Let $X$ be locally compact Hausdorff space and $A=C_0(X),$ the space of continuous functions vanishing at infinity and $f \in A$. I'm trying to verify the following:
$\sigma_A(f),$ the spectrum of $f$ is compact.
My attempt:
I've shown that $\sigma_A(f)=f(X) \cup \{0\}.$ Now, it suffices to show that $f(X)$ is compact. Since, $f\in A,$ therefore $f(X)$ is bounded.
I'm having trouble showing that $f(X)$ is closed.
I took $\lambda \not \in f(X).$ I need to show that there exists a neighbourhood of $\lambda$ such that no element in that neighbourhood is in the range.

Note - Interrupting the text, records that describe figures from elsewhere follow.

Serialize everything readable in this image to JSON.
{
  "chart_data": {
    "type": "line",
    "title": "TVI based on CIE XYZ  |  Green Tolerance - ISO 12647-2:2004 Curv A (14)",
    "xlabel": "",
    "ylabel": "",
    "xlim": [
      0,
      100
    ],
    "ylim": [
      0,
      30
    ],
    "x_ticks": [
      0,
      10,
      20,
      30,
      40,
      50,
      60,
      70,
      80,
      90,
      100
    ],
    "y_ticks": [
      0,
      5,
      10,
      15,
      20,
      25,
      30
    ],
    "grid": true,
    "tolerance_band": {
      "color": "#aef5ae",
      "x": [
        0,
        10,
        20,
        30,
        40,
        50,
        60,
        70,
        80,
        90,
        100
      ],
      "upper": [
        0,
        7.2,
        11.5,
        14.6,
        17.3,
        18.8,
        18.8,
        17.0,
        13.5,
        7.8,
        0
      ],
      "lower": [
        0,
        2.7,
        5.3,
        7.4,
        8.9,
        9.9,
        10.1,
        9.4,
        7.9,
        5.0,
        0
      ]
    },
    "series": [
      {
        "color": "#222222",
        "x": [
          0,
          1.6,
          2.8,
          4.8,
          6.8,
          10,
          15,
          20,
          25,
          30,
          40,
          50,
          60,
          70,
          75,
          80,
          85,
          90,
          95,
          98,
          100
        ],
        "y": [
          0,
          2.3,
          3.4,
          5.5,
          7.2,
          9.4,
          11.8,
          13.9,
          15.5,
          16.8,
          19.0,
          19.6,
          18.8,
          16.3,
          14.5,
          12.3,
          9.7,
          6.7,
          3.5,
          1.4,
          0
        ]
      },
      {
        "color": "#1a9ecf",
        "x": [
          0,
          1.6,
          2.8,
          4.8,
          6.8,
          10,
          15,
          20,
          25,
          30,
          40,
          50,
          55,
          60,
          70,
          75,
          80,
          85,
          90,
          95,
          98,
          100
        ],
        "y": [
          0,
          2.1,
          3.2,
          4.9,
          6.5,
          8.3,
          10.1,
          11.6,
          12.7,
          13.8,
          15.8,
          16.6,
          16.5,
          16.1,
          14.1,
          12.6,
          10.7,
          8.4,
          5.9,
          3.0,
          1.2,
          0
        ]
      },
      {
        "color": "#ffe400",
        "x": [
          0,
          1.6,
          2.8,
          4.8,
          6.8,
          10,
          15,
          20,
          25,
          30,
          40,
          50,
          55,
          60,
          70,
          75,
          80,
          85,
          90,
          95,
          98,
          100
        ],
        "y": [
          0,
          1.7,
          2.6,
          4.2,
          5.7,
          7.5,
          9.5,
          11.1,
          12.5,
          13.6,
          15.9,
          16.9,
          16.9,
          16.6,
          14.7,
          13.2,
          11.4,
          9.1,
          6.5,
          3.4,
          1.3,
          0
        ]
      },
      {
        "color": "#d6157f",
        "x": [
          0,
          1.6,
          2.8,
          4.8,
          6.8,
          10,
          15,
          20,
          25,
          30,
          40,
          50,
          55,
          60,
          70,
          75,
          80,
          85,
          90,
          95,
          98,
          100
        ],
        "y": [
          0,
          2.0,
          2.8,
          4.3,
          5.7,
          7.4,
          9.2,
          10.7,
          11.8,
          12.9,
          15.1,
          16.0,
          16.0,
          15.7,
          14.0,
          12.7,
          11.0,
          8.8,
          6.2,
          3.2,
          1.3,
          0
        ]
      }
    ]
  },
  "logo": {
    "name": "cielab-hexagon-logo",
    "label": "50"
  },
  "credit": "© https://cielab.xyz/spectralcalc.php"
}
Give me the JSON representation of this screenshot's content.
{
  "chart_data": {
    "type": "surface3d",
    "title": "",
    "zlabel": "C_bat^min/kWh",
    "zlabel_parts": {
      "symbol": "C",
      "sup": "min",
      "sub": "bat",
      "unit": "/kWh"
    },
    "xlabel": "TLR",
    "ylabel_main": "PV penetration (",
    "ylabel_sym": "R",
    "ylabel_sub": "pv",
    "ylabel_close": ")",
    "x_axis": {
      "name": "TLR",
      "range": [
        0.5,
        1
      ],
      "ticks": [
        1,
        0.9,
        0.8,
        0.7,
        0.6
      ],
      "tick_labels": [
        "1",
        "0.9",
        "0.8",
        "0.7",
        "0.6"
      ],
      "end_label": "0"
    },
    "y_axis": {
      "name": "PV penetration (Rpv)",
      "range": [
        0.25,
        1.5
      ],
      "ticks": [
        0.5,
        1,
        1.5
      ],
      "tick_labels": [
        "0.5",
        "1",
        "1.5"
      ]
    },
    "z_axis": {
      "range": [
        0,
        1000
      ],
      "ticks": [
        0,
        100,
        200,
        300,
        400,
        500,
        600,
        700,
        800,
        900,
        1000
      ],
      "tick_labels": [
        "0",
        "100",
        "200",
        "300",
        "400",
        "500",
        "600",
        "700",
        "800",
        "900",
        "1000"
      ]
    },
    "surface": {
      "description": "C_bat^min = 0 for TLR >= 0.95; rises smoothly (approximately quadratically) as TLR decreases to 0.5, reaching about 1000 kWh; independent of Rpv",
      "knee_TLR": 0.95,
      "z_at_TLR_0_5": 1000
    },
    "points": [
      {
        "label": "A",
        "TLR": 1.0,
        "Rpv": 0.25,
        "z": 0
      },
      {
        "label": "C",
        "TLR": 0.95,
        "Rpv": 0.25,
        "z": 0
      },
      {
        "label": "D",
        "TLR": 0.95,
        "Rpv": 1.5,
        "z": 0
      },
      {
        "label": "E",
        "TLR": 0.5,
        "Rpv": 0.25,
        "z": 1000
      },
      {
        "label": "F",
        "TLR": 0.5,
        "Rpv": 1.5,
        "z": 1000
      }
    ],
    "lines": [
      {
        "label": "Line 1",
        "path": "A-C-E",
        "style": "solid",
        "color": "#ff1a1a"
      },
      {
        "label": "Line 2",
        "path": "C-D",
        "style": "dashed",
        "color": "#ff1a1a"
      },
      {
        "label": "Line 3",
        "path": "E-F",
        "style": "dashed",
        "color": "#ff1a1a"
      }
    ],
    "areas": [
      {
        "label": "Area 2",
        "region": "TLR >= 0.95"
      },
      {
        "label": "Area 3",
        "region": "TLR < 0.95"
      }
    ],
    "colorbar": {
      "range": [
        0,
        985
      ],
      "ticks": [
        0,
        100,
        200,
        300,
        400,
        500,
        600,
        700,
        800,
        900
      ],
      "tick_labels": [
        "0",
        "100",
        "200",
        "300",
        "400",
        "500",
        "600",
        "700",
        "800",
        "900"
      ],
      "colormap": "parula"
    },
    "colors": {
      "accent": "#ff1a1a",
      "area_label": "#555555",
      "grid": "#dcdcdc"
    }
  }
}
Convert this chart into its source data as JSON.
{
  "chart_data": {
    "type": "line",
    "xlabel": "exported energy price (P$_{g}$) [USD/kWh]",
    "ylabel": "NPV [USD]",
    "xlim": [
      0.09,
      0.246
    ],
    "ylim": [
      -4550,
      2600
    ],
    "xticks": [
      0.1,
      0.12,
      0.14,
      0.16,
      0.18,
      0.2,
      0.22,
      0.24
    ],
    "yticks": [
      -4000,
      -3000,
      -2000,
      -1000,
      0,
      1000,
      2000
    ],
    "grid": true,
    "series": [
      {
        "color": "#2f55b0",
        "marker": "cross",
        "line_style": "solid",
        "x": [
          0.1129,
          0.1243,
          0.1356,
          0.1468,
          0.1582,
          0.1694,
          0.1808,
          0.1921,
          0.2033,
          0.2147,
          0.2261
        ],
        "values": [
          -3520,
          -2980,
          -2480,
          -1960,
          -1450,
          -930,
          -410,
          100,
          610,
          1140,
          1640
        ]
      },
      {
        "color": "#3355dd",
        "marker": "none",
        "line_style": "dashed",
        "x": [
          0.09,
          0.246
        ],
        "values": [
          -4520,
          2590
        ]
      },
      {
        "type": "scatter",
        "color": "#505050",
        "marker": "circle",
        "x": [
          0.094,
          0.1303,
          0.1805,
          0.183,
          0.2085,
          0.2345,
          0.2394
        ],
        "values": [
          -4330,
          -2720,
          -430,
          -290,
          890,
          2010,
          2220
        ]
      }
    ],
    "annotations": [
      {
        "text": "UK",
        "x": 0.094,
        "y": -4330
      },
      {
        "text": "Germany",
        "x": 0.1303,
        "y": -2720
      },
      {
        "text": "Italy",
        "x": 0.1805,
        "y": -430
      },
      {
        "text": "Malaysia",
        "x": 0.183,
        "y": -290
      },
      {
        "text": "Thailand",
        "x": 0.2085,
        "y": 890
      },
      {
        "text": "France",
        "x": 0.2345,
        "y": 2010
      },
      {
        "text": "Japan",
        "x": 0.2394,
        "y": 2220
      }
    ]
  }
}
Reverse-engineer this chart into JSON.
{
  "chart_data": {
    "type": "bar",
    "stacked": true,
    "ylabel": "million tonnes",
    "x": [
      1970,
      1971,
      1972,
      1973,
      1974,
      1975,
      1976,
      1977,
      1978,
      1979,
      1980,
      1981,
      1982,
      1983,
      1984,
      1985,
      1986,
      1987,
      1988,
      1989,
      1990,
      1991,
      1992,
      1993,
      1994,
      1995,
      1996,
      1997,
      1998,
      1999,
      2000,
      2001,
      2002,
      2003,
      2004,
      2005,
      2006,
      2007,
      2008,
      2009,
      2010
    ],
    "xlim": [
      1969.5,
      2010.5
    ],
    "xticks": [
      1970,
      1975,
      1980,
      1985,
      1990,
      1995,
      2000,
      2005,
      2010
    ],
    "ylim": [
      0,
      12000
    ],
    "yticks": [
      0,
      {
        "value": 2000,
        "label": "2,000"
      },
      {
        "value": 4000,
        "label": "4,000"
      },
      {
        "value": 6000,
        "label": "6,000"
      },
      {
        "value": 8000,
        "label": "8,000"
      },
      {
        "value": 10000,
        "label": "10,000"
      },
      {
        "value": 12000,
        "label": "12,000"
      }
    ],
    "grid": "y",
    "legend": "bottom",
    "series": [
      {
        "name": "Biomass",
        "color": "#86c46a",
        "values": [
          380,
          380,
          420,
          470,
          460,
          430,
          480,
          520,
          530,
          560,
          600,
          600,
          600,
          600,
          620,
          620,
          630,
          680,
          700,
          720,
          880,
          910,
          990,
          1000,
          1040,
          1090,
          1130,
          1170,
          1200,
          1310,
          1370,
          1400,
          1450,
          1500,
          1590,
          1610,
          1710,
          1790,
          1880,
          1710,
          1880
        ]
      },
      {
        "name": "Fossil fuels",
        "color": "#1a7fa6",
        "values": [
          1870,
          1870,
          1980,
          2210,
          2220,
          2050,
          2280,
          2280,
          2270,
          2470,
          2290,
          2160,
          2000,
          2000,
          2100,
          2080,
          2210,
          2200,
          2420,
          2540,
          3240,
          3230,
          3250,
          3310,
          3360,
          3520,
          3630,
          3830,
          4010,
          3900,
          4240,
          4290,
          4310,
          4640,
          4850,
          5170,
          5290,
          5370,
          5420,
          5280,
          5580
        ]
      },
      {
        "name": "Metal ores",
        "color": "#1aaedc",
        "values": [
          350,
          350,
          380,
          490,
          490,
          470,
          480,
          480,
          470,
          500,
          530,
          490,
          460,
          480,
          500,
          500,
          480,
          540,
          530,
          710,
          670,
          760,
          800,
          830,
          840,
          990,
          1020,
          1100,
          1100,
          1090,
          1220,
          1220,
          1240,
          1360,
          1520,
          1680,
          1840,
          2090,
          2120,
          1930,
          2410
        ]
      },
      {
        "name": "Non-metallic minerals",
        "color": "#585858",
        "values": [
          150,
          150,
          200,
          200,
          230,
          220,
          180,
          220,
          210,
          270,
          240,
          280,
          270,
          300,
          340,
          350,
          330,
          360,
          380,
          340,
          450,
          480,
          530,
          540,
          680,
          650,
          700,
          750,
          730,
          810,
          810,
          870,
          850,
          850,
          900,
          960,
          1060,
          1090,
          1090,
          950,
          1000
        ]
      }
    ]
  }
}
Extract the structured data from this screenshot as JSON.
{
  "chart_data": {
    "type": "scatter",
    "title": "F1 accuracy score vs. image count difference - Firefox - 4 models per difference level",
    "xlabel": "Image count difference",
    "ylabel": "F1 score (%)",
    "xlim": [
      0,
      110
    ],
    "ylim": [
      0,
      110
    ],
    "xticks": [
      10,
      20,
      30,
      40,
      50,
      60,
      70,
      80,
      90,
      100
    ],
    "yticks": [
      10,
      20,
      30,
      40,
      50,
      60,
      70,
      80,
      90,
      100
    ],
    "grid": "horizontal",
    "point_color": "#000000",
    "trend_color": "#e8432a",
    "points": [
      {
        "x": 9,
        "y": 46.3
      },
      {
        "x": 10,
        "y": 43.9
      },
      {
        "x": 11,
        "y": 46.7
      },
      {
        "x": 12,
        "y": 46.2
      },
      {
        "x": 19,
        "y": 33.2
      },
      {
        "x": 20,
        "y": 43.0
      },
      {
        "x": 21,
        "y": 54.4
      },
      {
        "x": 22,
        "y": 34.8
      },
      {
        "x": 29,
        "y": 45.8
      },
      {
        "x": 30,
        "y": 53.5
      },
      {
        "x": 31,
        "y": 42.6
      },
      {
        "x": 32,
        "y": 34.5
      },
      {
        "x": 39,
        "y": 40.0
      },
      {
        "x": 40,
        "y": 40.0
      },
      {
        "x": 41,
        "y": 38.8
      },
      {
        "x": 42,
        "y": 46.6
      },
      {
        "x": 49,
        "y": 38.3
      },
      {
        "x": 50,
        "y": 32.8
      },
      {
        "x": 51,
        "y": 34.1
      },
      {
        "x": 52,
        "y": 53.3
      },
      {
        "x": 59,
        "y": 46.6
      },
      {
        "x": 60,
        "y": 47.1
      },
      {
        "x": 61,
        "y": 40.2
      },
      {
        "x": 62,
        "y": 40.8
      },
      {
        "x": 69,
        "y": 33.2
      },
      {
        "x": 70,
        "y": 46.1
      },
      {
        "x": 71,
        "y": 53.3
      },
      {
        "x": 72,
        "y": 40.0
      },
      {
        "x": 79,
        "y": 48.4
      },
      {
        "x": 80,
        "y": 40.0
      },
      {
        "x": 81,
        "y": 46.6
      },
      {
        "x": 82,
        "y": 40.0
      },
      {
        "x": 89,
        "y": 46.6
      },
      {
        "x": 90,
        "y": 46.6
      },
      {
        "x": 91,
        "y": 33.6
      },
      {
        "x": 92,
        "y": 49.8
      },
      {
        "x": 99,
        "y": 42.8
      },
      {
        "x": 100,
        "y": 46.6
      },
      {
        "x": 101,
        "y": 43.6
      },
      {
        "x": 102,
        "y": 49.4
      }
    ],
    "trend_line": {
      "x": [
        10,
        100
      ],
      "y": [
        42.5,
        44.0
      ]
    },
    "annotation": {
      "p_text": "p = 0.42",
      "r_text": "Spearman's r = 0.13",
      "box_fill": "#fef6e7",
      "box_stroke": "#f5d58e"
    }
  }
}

Any hints are appreciated.
Let $\lambda \in \overline{f(X)}.$ Then, there exists a sequence $(f(x_n))_n$ such that $f(x_n) \to \lambda.$ Let $\epsilon >0$ be given. Since $f \in A,$ there exists a compact set $K$ in $X$ such that $$|f(x)|\leq \epsilon$$ for all $x \in X\setminus K.$
Case 1: $K$ has infinite points of the sequence $(x_n)_n.$ Then there is a subsequence $(x_{n_k})_k$ of $(x_n)_n$ in $K.$ Hence, $f(x_{n_k})\in f(K)$ and $f(K)$ is closed(since, compact). Now, $f(x_{n_k}) \to \lambda.$ Therefore, $$\lambda \in \overline{f(K)}=f(K)\subseteq f(X)$$
Case 2: $K$ has only finite points of the sequence $(x_n)_n.$ Then there exists $n_0 \in \mathbb N,$ such that $x_n \in X \setminus K$ for all $n\geq n_0.$ Hence, $|f(x_n)|\leq \epsilon$ for all $n\geq n_0.$ It follows that $\lambda =0.$
We have thus obtained $$\overline{f(X)} \subseteq f(X) \cup \{0\}.$$
Lastly, for each $n \in \mathbb N,$ there exists a compact set $K_n$ in $X$ such that $$|f(x)|\leq \frac 1n$$ for all $x \in X\setminus K_n.$ Let $x_n \in X \setminus K_n.$ Then $|f(x_n)| \leq \frac 1n$. Hence, $|f(x_n)| \to 0.$ Therefore, $0 \in \overline{f(X)}.$
So,$$\overline{f(X)} = f(X) \cup \{0\}.$$ Hence, $\sigma_A(f)$ is closed. Since, it is also bounded, we may conclude that it is compact.